For a human embryo (and its organs) to develop successfully, there needs to be a “dialogue” between these three types of stem cells.
By the end of the 2000s, researchers began combining stem cells, Matrigel, and the newly characterized growth factors to create dozens of organoids, from liver organoids capable of producing the bile salts necessary for digesting fat to brain organoids with components that resemble eyes, the spinal cord, and arguably, the beginnings of sentience.
Synthetic embryos
Organoids possess an intrinsic flaw: they are organ-like. They share some characteristics with real organs, making them powerful tools for research. However, no one has found a way to create an organoid with all the characteristics and functions of a real organ. But Magdalena Żernicka-Goetz, a developmental biologist, might have set the foundation for that discovery.
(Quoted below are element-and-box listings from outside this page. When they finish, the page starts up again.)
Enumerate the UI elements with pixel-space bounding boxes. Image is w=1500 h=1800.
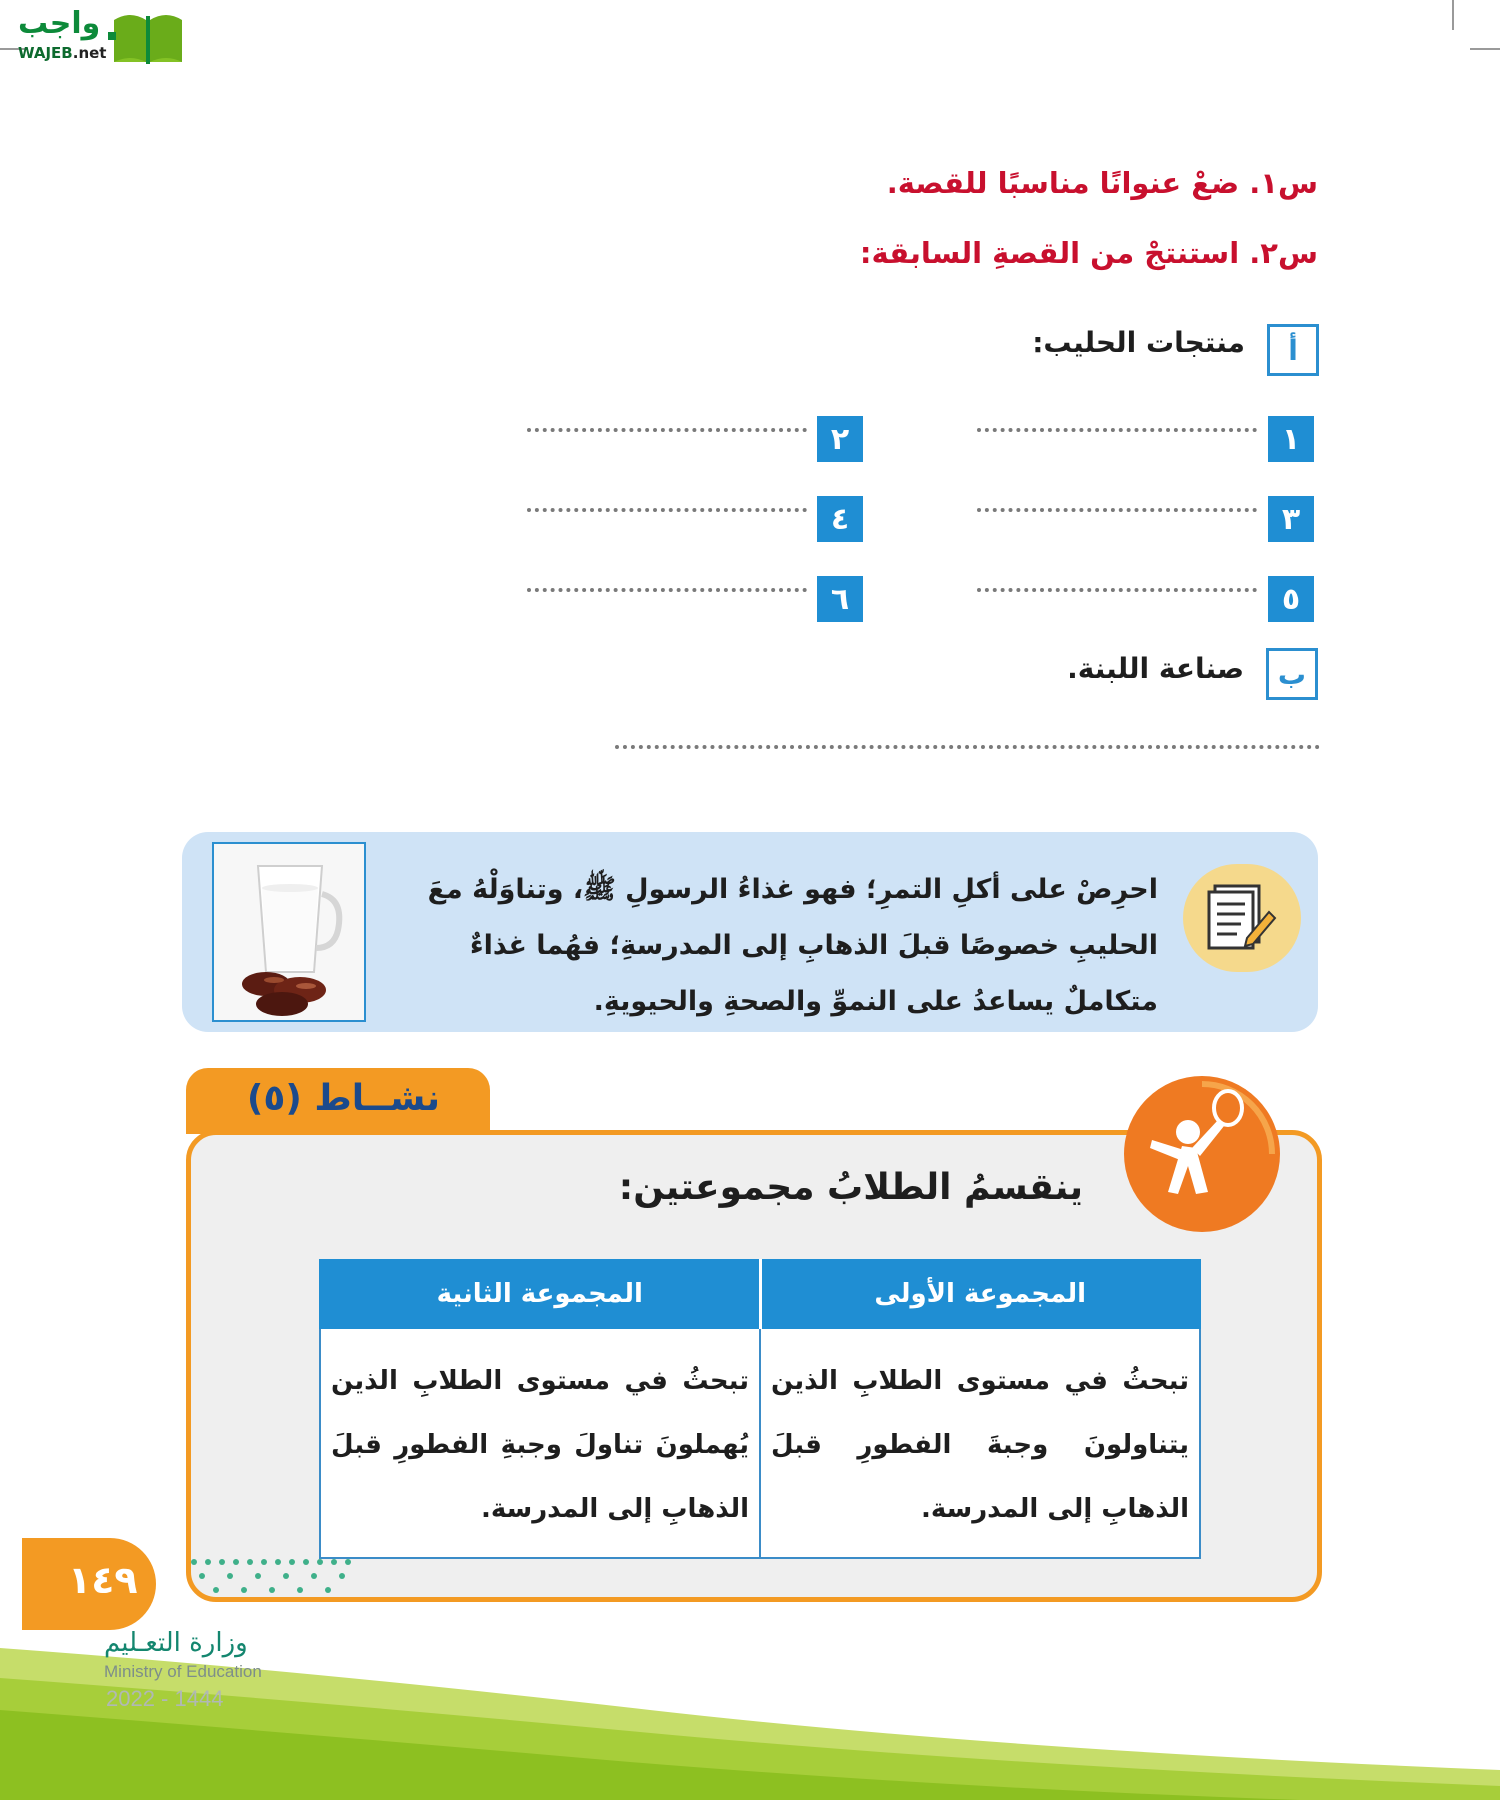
tip-text [398,862,1158,1030]
notes-pencil-icon [1207,882,1279,956]
page-number-badge [22,1538,156,1630]
crop-mark [1452,0,1454,30]
groups-table [319,1259,1201,1559]
table-row [320,1328,1200,1558]
tip-panel [182,832,1318,1032]
answer-line-4[interactable] [527,508,807,512]
logo-latin: WAJEB.net [18,44,107,62]
column-header-group-2: المجموعة الثانية [320,1260,760,1328]
page-number: ١٤٩ [68,1558,138,1602]
answer-line-1[interactable] [977,428,1257,432]
logo-arabic: واجب [18,6,101,41]
ministry-english: Ministry of Education [104,1662,262,1681]
group-2-description: تبحثُ في مستوى الطلابِ الذين يُهملونَ تناولَ وجبةِ الفطورِ قبلَ الذهابِ إلى المدرسة. [320,1328,760,1558]
part-b-label: صناعة اللبنة. [1067,652,1244,685]
book-icon [108,6,188,68]
group-1-description: تبحثُ في مستوى الطلابِ الذين يتناولونَ وجبةَ الفطورِ قبلَ الذهابِ إلى المدرسة. [760,1328,1200,1558]
tip-line-3: متكاملٌ يساعدُ على النموِّ والصحةِ والحيويةِ. [593,986,1158,1017]
part-a-label: منتجات الحليب: [1032,326,1245,359]
item-number-6: ٦ [817,576,863,622]
answer-line-6[interactable] [527,588,807,592]
question-2: س٢. استنتجْ من القصةِ السابقة: [859,236,1318,270]
column-header-group-1: المجموعة الأولى [760,1260,1200,1328]
wajeb-logo[interactable] [10,6,190,68]
activity-tab [186,1068,490,1134]
part-b-letter: ب [1266,648,1318,700]
activity-title: ينقسمُ الطلابُ مجموعتين: [618,1167,1083,1208]
ministry-year: 2022 - 1444 [106,1686,224,1711]
answer-line-3[interactable] [977,508,1257,512]
milk-dates-image [212,842,366,1022]
answer-line-5[interactable] [977,588,1257,592]
milk-glass-icon [214,844,364,1020]
ministry-dots-ornament [188,1556,358,1606]
tip-line-1: احرِصْ على أكلِ التمرِ؛ فهو غذاءُ الرسولِ ﷺ، وتناوَلْهُ معَ [427,874,1158,905]
notes-icon-bg [1183,864,1301,972]
tip-line-2: الحليبِ خصوصًا قبلَ الذهابِ إلى المدرسةِ؛ فهُما غذاءٌ [469,930,1158,961]
part-a-letter: أ [1267,324,1319,376]
answer-line-2[interactable] [527,428,807,432]
item-number-5: ٥ [1268,576,1314,622]
activity-badge-icon [1122,1074,1282,1234]
item-number-2: ٢ [817,416,863,462]
item-number-3: ٣ [1268,496,1314,542]
activity-tab-label: نشــاط (٥) [246,1078,440,1119]
ministry-arabic: وزارة التعـليم [104,1628,248,1658]
answer-line-b[interactable] [615,745,1320,749]
item-number-4: ٤ [817,496,863,542]
crop-mark [1470,48,1500,50]
item-number-1: ١ [1268,416,1314,462]
question-1: س١. ضعْ عنوانًا مناسبًا للقصة. [886,166,1318,200]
Żernicka-Goetz hypothesized that organoids fail to develop into fully functional organs because organs develop as a collective. Organoid research often uses embryonic stem cells, which are the cells from which the developing organism is created. However, there are two other types of stem cells in an early embryo: stem cells that become the placenta and those that become the yolk sac (where the embryo grows and gets its nutrients in early development). For a human embryo (and its organs) to develop successfully, there needs to be a “dialogue” between these three types of stem cells. In other words, Żernicka-Goetz suspected the best way to grow a functional organoid was to produce a synthetic embryoid.
As described in the aforementioned Nature paper, Żernicka-Goetz and her team mimicked the embryonic environment by mixing these three types of stem cells from mice. Amazingly, the stem cells self-organized into structures and progressed through the successive developmental stages until they had beating hearts and the foundations of the brain.
“Our mouse embryo model not only develops a brain, but also a beating heart [and] all the components that go on to make up the body,” said Żernicka-Goetz. “It’s just unbelievable that we’ve got this far. This has been the dream of our community for years and major focus of our work for a decade and finally we’ve done it.”
If the methods developed by Żernicka-Goetz’s team are successful with human stem cells, scientists someday could use them to guide the development of synthetic organs for patients awaiting transplants. It also opens the door to studying how embryos develop during pregnancy.